Going through Jan Joosten's body of work: let's read Miscellanies in 3 Reigns 2:35, 46. Like the "Odes", or - more so - like the additions to Esther and Daniel; these are insertions into Greek Bibles. All understood them as insertions in antiquity, so no Jew included them into Hebrew manuscripts. Nor did anyone include them in the Vulgate. Nor even Old Latin, nor Syriac. Good luck finding this stuff in Coptic.
Also alike to the Esther / Daniel additions, and unlike the sundry Christian-translator alteration to Isaiah, these extra paragraphs are Jewish. Specifically they look like Chronicler lore. Here is a two-paragraph summary of Solomon's reign, or "Reign" if you like, from a proSolomon perspective. This is not the perspective of the Reigns / Kings compiler in Hebrew, who viewed Solomon as a mixed blessing if even a blessing, given how his polytheism and polygamy set the united Israel for a fall.

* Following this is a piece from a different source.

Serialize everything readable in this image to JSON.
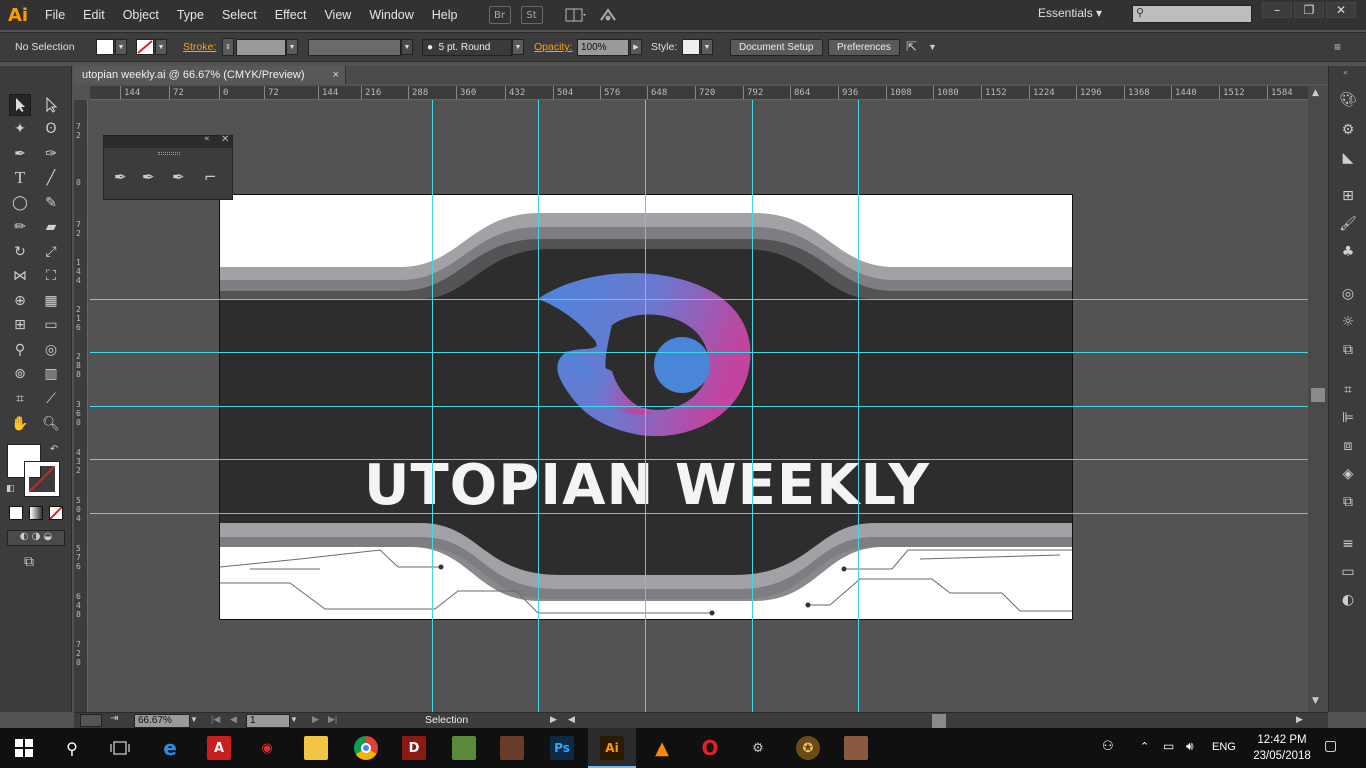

Joosten teased Text-critical analysis of the Miscellanies and comparison with the parallel verses in 1 Kgs 3–9
but I don't know where we've gotten that from Joosten. I for one would like to read it; the Miscellanies read like official stelae such as Mesha's in Moab. In this paper, Joosten owns more interest in: why at 3 Reigns 2:35, 46. Also: which pericopae of 3 Reigns are summarised.
Joosten reads the Miscellenies as like 2 Reigns/Samuel 21-4. 2 Samuel should otherwise skip from ch. 20 to 2 Kings 1-2:11; ending there. Our 2 Samuel 21-4 is that Miscellany, since drifting further back. But a rival scroll ended at 2 Kings 2:46, with or (more-likely) without 2 Samuel 21-4. Joosten's Miscellany was the suffix here. Jewish copyists mostly went with the former. But one copyist figured on adding both, and his copy got translated to Greek.